Green Tech Moving Forward: California Charges Ahead on Trains, Plans and Automobiles
The same day analysts worried Detroit’s Big Three might bail on cleaner cars without a bailout of their own, the Golden State celebrated a sweeping climate action plan to lower greenhouse gases and meet its self-appointed goal to cut emissions to 1990 levels by 2020.
Unanimously passed by the California Air Resources Board on Thursday, the AB 32 Scoping Plan covers many areas and includes locomotive to automotive transportation, such as:
- Full deployment of high-speed rail
- Implementation of California’s clean cars standards
- Implementation of a low-carbon fuel standard to clean up fuels used in the state
The Air Board says this action plan will lead to more electric cars on the road. It also tops off a statewide string of electric events throughout the month of November:
Nov. 4 — California voters approved a massive $10 billion in bonds to fund the first phase of an 800-mile bullet train linking the state’s major urban centers. Although some would have preferred more commuter rail investment, many agree it’s past time for this region to reap the economic and environmental benefits of high-speed rail seen around the world.
Two days later …
Nov. 6 — The prestigious California Clean Tech Open awarded ElectraDrive a Transportation Award for their invention to electrify existing cars and light trucks. The company’s CEO also offers a succinct and very compelling white paper (recommended reading) on why electric traction outdoes liquid fuels and how to honor people’s ongoing attachment to their cars.
Two weeks later …
Nov. 20 — The Bay Area Big Three — mayors of San Francisco, Oakland and San Jose — lined up hybrids around SF City Hall and announced a major investment strategy to turn the region into the Electric Vehicle (EV) Capital of the U.S. Under the nine-point plan, Better Place will provide curbside charging services. Separately, Coulomb Technologies also announced facilities intended for “new and existing alternative fueling stations throughout California for extended range electric vehicles (EREV), plug-in hybrid electric vehicles (PHEVs) and all battery electric vehicles (BEVs).” Both announcements herald the sort of infrastructure needed to help make EVs more commercially viable.
The following day …
Nov. 21 — San Francisco and Los Angeles kicked off dueling weeklong auto shows showcasing what’s in store for 2009. The SF 51st Annual International Auto Show featured hybrid and high-mileage models including AAA Greenlight, a 100+ mpg PHEV from CalCars (committed to having automakers build them) and a 3-wheeled electric Triac from San Jose-based Green Vehicles, balancing aerodynamics with carrying capacity for a 100-mile range on a single charge. The LA Auto Show also presented hybrid and alternative fuel vehicles, including a few electric, but the jury chose a “clean diesel” (which some compare to a “low tar cigarette”) as the Green Car of the Year. Other nominees included the BMW 335d, Ford Fusion Hybrid, Saturn Vue 2 Mode Hybrid, and Smart ForTwo.
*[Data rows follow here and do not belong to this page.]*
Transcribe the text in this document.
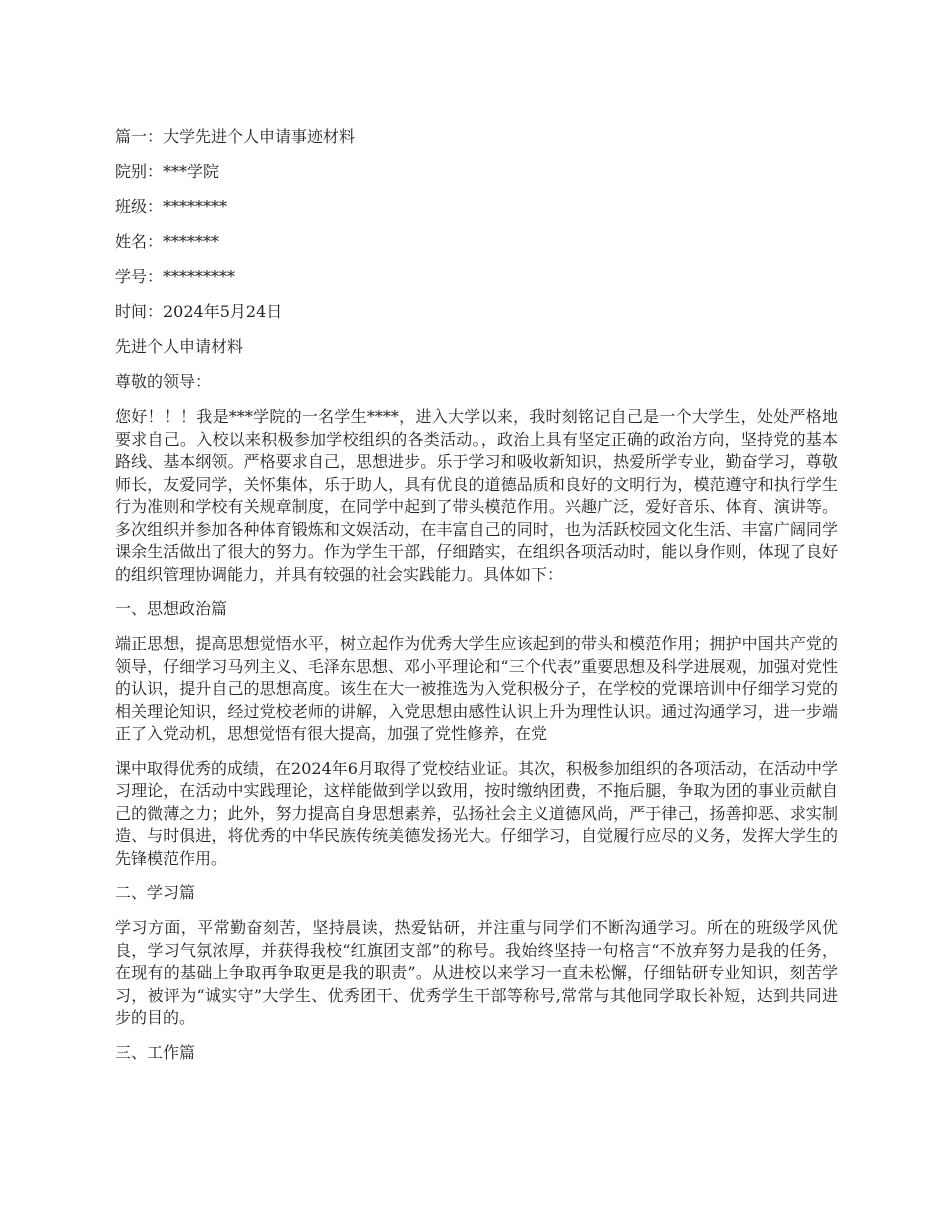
篇一：大学先进个人申请事迹材料
院别：***学院
班级：********
姓名：*******
学号：*********
时间：2024年5月24日
先进个人申请材料
尊敬的领导：
您好！！！我是***学院的一名学生****，进入大学以来，我时刻铭记自己是一个大学生，处处严格地要求自己。入校以来积极参加学校组织的各类活动。，政治上具有坚定正确的政治方向，坚持党的基本路线、基本纲领。严格要求自己，思想进步。乐于学习和吸收新知识，热爱所学专业，勤奋学习，尊敬师长，友爱同学，关怀集体，乐于助人，具有优良的道德品质和良好的文明行为，模范遵守和执行学生行为准则和学校有关规章制度，在同学中起到了带头模范作用。兴趣广泛，爱好音乐、体育、演讲等。多次组织并参加各种体育锻炼和文娱活动，在丰富自己的同时，也为活跃校园文化生活、丰富广阔同学课余生活做出了很大的努力。作为学生干部，仔细踏实，在组织各项活动时，能以身作则，体现了良好的组织管理协调能力，并具有较强的社会实践能力。具体如下：
一、思想政治篇
端正思想，提高思想觉悟水平，树立起作为优秀大学生应该起到的带头和模范作用；拥护中国共产党的领导，仔细学习马列主义、毛泽东思想、邓小平理论和“三个代表”重要思想及科学进展观，加强对党性的认识，提升自己的思想高度。该生在大一被推选为入党积极分子，在学校的党课培训中仔细学习党的相关理论知识，经过党校老师的讲解，入党思想由感性认识上升为理性认识。通过沟通学习，进一步端正了入党动机，思想觉悟有很大提高，加强了党性修养，在党
课中取得优秀的成绩，在2024年6月取得了党校结业证。其次，积极参加组织的各项活动，在活动中学习理论，在活动中实践理论，这样能做到学以致用，按时缴纳团费，不拖后腿，争取为团的事业贡献自己的微薄之力；此外，努力提高自身思想素养，弘扬社会主义道德风尚，严于律己，扬善抑恶、求实制造、与时俱进，将优秀的中华民族传统美德发扬光大。仔细学习，自觉履行应尽的义务，发挥大学生的先锋模范作用。
二、学习篇
学习方面，平常勤奋刻苦，坚持晨读，热爱钻研，并注重与同学们不断沟通学习。所在的班级学风优良，学习气氛浓厚，并获得我校“红旗团支部”的称号。我始终坚持一句格言“不放弃努力是我的任务，在现有的基础上争取再争取更是我的职责”。从进校以来学习一直未松懈，仔细钻研专业知识，刻苦学习，被评为“诚实守”大学生、优秀团干、优秀学生干部等称号,常常与其他同学取长补短，达到共同进步的目的。
三、工作篇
Just the other night, I watched two Smart Cars pass each other on the street. Today, a group of Electric Tourists surrounded me on their Segways as I sat on a park bench preparing this recap. A bit later, I caught Chris Paine (Who Killed the Electric Car?) blogging his first week as the excited new owner of a Tesla Roadster.
Whatever happens in Detroit and D.C., California dreaming is becoming a reality.
With a population pushing 40 million and one of the world’s Top Ten economies, California’s emergence as a clean tech powerhouse should help others pick up steam and slow down global warming. Transportation also represents one of the state’s largest employment sectors, so expect more “green collar” jobs.
And more recaps after the New Year. Happy Holidays!